With the latest release of Solus, I feel I should ask. I have had my eye on this particular distro for some time now. I even did a test installation about two years ago, but it didn’t feel as complete as I needed it to be.
I am looking for a solid, beginner-friendly rolling Linux distribution for general use. Multimedia, gaming, coding etc. Do you recommend Solus? If so, why? Why not? Looking forward to your thoughts.
I used Solus for a while on my laptop. One day a minor kernel version bump caused my display to stay black. I reported it to the Solus bug tracker and they told me it’s not their problem, and I should deal with the kernel devs. But of course the kernel devs reasonably tell you to deal with your distribution if they’ve modified the kernel, which Solus had.

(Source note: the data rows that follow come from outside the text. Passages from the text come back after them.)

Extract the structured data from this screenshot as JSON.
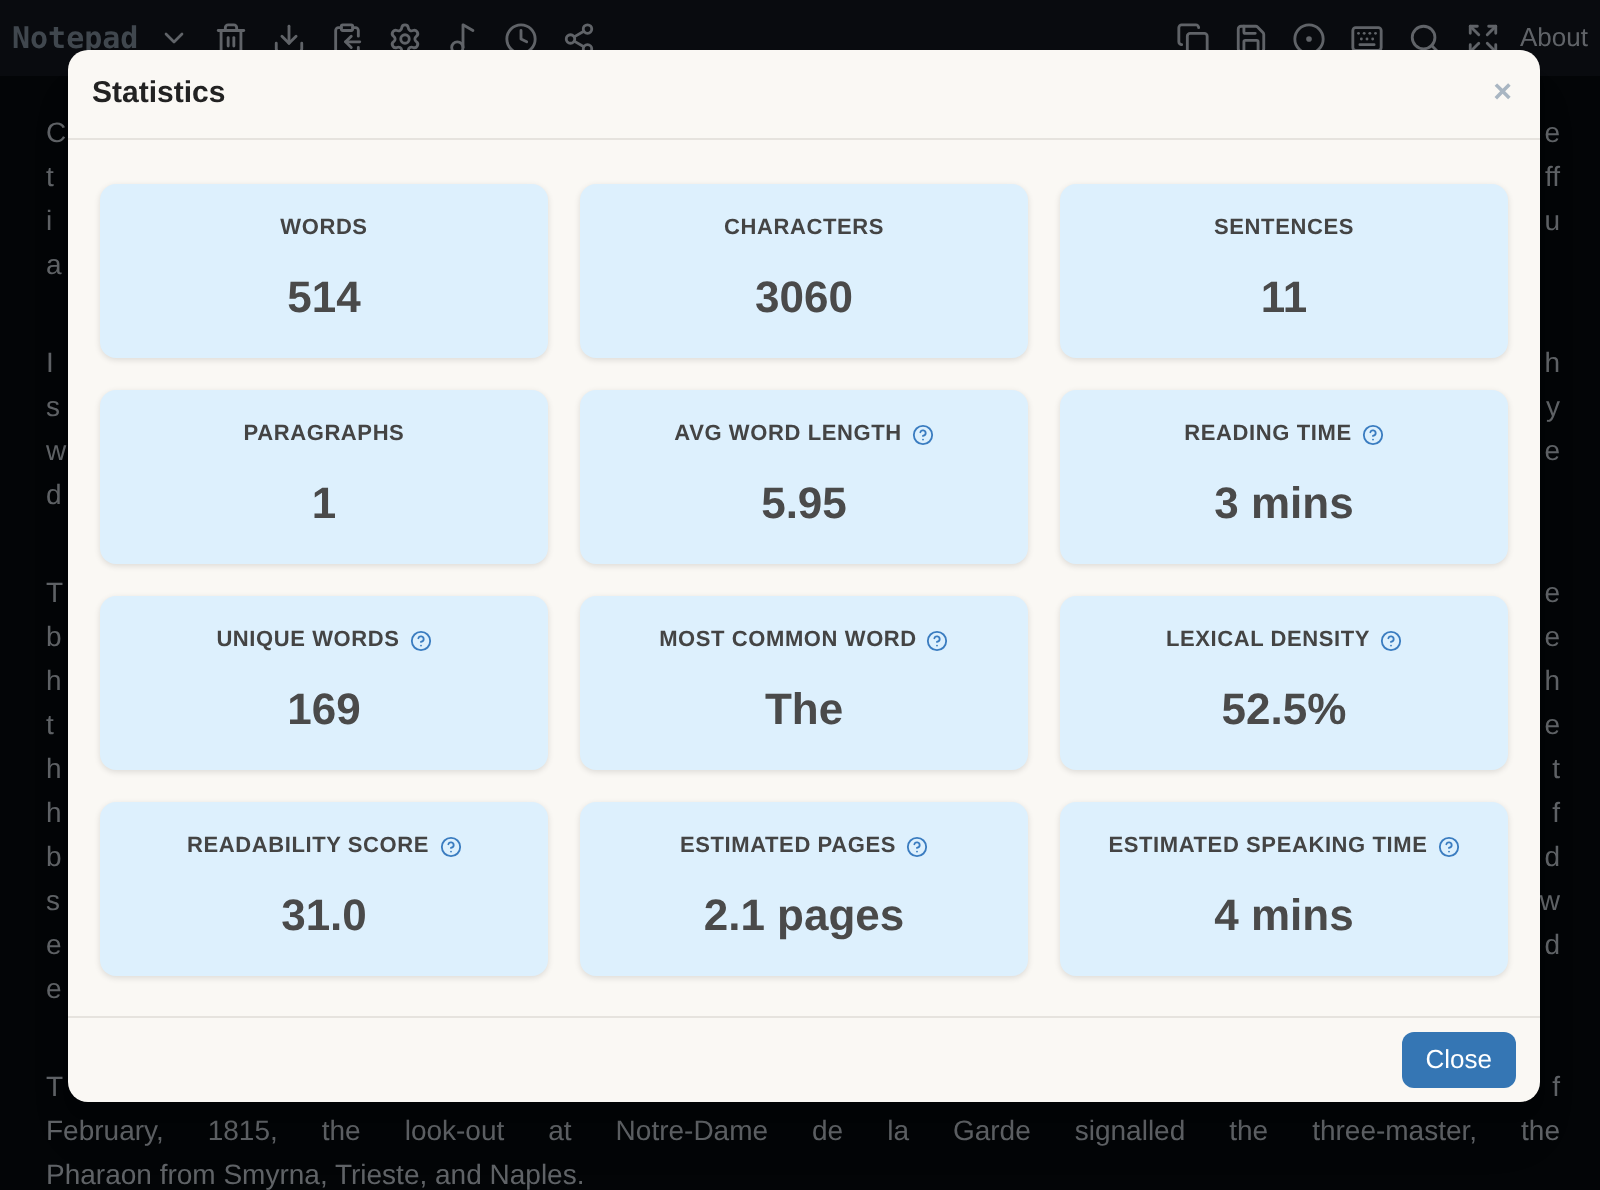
{
  "toolbar": {
    "app_name": "Notepad",
    "about": "About"
  },
  "editor": {
    "paragraphs": [
      {
        "lines": [
          {
            "kind": "clipped",
            "left": "C",
            "right": "e"
          },
          {
            "kind": "clipped",
            "left": "t",
            "right": "ff"
          },
          {
            "kind": "clipped",
            "left": "i",
            "right": "u"
          },
          {
            "kind": "clipped",
            "left": "a"
          }
        ]
      },
      {
        "lines": [
          {
            "kind": "clipped",
            "left": "I",
            "right": "h"
          },
          {
            "kind": "clipped",
            "left": "s",
            "right": "y"
          },
          {
            "kind": "clipped",
            "left": "w",
            "right": "e"
          },
          {
            "kind": "clipped",
            "left": "d"
          }
        ]
      },
      {
        "lines": [
          {
            "kind": "clipped",
            "left": "T",
            "right": "e"
          },
          {
            "kind": "clipped",
            "left": "b",
            "right": "e"
          },
          {
            "kind": "clipped",
            "left": "h",
            "right": "h"
          },
          {
            "kind": "clipped",
            "left": "t",
            "right": "e"
          },
          {
            "kind": "clipped",
            "left": "h",
            "right": "t"
          },
          {
            "kind": "clipped",
            "left": "h",
            "right": "f"
          },
          {
            "kind": "clipped",
            "left": "b",
            "right": "d"
          },
          {
            "kind": "clipped",
            "left": "s",
            "right": "w"
          },
          {
            "kind": "clipped",
            "left": "e",
            "right": "d"
          },
          {
            "kind": "clipped",
            "left": "e"
          }
        ]
      },
      {
        "lines": [
          {
            "kind": "clipped",
            "left": "T",
            "right": "f"
          },
          {
            "kind": "full",
            "text": "February, 1815, the look-out at Notre-Dame de la Garde signalled the three-master, the",
            "justified": true
          },
          {
            "kind": "full",
            "text": "Pharaon from Smyrna, Trieste, and Naples.",
            "justified": false
          }
        ]
      }
    ]
  },
  "dialog": {
    "title": "Statistics",
    "close_symbol": "×",
    "button": "Close",
    "stats": [
      {
        "label": "WORDS",
        "value": "514",
        "info": false
      },
      {
        "label": "CHARACTERS",
        "value": "3060",
        "info": false
      },
      {
        "label": "SENTENCES",
        "value": "11",
        "info": false
      },
      {
        "label": "PARAGRAPHS",
        "value": "1",
        "info": false
      },
      {
        "label": "AVG WORD LENGTH",
        "value": "5.95",
        "info": true
      },
      {
        "label": "READING TIME",
        "value": "3 mins",
        "info": true
      },
      {
        "label": "UNIQUE WORDS",
        "value": "169",
        "info": true
      },
      {
        "label": "MOST COMMON WORD",
        "value": "The",
        "info": true
      },
      {
        "label": "LEXICAL DENSITY",
        "value": "52.5%",
        "info": true
      },
      {
        "label": "READABILITY SCORE",
        "value": "31.0",
        "info": true
      },
      {
        "label": "ESTIMATED PAGES",
        "value": "2.1 pages",
        "info": true
      },
      {
        "label": "ESTIMATED SPEAKING TIME",
        "value": "4 mins",
        "info": true
      }
    ]
  }
}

So I installed Tumbleweed and never looked back. I don’t miss Solus. It was fine, but I don’t trust it now, the way I do trust Tumbleweed.
Ikey being involved again doesn’t exactly fill me with confidence. Josh has been very reliable though.
Drama aside, Solus’ target userbase has always been exactly what you’re describing.
I used it as my main distro for about a year, and moved on right before the “abandonment saga” happened. It was a nice and performant distro, but lacked some stuff I needed, mostly support from a few projects and apps I needed to use.
I wouldn’t recommend it as a main distro for at least 5 years after what happened, but would keep an eye out to use on a spare machine or a VM.
Nowadays I’d either settle on openSUSE Tumbleeweed for rolling-release. I’m personally more insterested in stability though (and not having to update stuff every 2 days or so), so I’m going team Debian.